A basketball game is played in St. Peter's Square at the Vatican in the presence of Pope Pius XII in 1955. (CNS photo/Vatican's Pontifical Council for the Laity)Priests and seminarians studying at Rome’s pontifical universities and institutions are warming up for season two of the Clericus Cup, which kicks off in a couple days. The immensely popular soccer series was established late last year by the Catholic Italian Sports Center and was based on a brainstorm idea by the Vatican’s “numero uno” soccer fan, Cardinal Tarcisio Bertone.

But first some new news: seminarians are also going to get a chance to fine tune their shooting skills — swishing nets, that is. A new basketball tournament is going to be unveiled soon (though it won’t be played in St. Peter’s Square like the game shown here in 1955). An Italian Sports Center representative recently confirmed a rumor I had heard that the seminarians were expanding their priestly sports series to include hoops. He said the new basketball tournament was expected to be announced in February. So heads up: priests can jump!

Photo courtesy of the Italian Sports Center

Now, rebound back to soccer: An all-new lineup is in store featuring 16 teams with players from 50 different nations. The new season will open on Tuesday as players from the Legionaries of Christ’s Mater Ecclesiae go head to head against players from Rome’s major seminary.

The North American College team (check out this video on YouTube), which showed surprisingly strong performances during the first season, is due to vie again for the coveted Clericus Cup. The 2007 trophy was nabbed by undefeated champions Redemtoris Mater — the Neocatechumenal Way’s Rome seminary.

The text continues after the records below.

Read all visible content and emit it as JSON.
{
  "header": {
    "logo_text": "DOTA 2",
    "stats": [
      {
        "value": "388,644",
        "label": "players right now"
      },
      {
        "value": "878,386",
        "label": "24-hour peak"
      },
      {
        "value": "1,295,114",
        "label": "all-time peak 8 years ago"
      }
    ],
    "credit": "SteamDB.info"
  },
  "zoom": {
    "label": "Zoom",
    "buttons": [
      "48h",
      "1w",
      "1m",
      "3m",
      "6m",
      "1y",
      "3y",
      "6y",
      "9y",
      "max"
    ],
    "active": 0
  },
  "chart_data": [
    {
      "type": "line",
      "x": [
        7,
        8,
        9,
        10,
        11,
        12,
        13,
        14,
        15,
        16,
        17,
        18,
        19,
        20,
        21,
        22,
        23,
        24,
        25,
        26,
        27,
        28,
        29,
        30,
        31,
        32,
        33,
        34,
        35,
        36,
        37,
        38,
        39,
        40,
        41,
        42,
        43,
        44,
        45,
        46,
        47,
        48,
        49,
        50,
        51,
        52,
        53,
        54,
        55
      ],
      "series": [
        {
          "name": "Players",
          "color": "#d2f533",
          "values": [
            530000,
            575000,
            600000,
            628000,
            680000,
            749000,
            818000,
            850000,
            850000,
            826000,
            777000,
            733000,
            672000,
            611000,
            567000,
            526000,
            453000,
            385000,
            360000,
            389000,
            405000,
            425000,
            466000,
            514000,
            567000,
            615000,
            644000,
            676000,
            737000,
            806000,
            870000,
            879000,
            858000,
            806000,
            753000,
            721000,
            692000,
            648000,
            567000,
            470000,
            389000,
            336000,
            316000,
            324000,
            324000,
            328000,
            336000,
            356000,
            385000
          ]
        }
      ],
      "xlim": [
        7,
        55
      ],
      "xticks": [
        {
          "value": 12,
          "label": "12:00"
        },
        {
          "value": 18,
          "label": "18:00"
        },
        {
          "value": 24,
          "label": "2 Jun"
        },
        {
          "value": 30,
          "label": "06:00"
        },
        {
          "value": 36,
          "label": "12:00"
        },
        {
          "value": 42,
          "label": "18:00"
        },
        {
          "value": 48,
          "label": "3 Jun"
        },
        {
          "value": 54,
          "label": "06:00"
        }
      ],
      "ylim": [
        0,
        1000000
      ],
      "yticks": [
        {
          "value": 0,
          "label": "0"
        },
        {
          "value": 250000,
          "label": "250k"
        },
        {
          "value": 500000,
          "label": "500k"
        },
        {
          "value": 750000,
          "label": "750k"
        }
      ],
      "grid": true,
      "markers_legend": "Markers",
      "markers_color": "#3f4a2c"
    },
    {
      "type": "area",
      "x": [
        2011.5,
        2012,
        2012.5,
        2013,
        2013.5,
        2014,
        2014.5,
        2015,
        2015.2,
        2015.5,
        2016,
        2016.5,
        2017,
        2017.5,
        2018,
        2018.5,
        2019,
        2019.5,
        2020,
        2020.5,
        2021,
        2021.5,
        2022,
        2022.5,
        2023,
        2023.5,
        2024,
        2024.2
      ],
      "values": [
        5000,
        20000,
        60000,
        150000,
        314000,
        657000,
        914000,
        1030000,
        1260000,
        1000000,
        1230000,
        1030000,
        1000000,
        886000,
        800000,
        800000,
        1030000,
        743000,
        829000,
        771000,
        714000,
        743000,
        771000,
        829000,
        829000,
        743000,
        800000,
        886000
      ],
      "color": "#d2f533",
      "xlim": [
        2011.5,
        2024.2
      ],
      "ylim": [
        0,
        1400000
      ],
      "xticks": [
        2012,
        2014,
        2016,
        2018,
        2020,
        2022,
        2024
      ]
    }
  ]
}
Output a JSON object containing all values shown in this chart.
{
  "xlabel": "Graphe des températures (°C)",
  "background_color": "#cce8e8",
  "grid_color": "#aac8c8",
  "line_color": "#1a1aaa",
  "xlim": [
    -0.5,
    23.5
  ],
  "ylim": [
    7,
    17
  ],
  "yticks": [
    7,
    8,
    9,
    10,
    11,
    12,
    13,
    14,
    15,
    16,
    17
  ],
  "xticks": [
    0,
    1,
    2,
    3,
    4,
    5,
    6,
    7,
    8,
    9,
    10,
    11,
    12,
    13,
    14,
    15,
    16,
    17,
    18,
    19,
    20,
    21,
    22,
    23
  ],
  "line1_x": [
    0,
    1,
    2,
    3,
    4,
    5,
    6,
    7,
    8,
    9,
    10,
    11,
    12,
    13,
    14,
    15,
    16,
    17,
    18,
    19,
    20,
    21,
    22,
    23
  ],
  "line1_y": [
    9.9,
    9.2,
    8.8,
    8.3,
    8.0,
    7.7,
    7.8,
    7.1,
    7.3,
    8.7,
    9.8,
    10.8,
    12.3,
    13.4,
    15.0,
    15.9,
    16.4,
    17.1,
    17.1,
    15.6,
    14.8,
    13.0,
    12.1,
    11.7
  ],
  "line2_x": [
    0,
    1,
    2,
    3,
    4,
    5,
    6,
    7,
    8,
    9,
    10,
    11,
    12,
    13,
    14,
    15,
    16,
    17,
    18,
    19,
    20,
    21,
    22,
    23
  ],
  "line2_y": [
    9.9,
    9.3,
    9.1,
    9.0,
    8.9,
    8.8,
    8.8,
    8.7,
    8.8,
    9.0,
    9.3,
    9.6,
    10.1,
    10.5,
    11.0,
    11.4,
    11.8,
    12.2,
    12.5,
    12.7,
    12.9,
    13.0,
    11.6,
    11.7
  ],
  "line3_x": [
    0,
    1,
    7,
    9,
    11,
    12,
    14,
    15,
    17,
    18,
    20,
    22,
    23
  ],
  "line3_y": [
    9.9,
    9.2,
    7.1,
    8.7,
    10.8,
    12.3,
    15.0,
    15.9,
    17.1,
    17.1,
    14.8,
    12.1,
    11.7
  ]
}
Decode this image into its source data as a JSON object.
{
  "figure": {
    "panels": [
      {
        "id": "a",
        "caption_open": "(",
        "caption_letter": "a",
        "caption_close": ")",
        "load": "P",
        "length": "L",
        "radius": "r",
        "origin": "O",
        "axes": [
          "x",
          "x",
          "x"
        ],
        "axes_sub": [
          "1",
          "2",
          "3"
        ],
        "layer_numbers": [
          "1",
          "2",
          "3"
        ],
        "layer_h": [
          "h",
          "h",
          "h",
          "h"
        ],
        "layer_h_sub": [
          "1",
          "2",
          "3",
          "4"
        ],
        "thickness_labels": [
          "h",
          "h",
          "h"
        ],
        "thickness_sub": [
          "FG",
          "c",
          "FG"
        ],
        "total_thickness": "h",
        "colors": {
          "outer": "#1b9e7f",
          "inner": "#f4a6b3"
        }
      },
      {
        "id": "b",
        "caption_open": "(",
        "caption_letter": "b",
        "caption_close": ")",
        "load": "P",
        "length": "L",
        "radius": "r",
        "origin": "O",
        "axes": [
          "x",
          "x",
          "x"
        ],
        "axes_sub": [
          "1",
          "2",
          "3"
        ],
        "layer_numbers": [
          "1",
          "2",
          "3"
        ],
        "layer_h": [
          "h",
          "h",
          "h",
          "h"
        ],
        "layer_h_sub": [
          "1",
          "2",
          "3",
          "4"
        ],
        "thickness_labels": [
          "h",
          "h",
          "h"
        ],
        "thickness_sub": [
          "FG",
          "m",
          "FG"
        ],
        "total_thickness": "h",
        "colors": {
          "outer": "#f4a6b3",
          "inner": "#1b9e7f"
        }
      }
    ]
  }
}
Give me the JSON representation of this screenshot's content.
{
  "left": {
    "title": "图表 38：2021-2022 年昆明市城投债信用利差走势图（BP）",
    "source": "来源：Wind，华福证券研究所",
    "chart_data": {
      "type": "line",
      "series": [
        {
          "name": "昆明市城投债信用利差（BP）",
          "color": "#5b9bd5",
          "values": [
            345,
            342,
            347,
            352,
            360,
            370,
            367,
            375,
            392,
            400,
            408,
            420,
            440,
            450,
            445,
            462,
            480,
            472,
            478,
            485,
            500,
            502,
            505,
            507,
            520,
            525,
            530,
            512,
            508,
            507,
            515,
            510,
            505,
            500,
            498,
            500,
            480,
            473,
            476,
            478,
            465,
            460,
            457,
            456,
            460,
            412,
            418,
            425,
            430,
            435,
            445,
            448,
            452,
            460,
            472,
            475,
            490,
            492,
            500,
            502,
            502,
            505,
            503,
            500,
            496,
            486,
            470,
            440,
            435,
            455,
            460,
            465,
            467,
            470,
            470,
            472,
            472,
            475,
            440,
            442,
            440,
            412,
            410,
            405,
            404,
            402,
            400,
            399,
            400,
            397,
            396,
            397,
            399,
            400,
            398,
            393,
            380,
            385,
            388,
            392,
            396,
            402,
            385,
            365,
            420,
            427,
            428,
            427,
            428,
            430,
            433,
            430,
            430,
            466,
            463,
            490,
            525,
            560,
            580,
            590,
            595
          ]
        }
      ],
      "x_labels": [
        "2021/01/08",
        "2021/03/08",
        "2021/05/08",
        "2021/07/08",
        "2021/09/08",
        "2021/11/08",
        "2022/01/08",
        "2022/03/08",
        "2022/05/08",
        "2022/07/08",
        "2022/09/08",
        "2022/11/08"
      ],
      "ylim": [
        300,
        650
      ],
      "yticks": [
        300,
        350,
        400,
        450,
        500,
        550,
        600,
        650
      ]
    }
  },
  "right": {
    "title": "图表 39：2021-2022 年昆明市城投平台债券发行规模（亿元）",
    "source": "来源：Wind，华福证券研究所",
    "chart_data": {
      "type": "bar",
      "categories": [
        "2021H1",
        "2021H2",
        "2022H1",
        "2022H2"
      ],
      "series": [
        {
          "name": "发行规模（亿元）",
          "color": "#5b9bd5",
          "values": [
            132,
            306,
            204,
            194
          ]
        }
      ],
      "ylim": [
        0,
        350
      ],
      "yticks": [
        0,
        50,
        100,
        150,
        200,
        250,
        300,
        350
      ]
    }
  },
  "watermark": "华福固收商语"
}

A few of the technical differences between Clericus Cup games and regular league soccer? Aside from players and fans having lots more spirit, Clericus Cup soccer games run 30-minute halves instead of 45-minute halves. Referees also have another penalty option. In addition to the yellow warning card and the red expulsion card, they can flash a blue card, which requires an overly aggressive player to leave the field for five minutes … presumably to pray for more patience.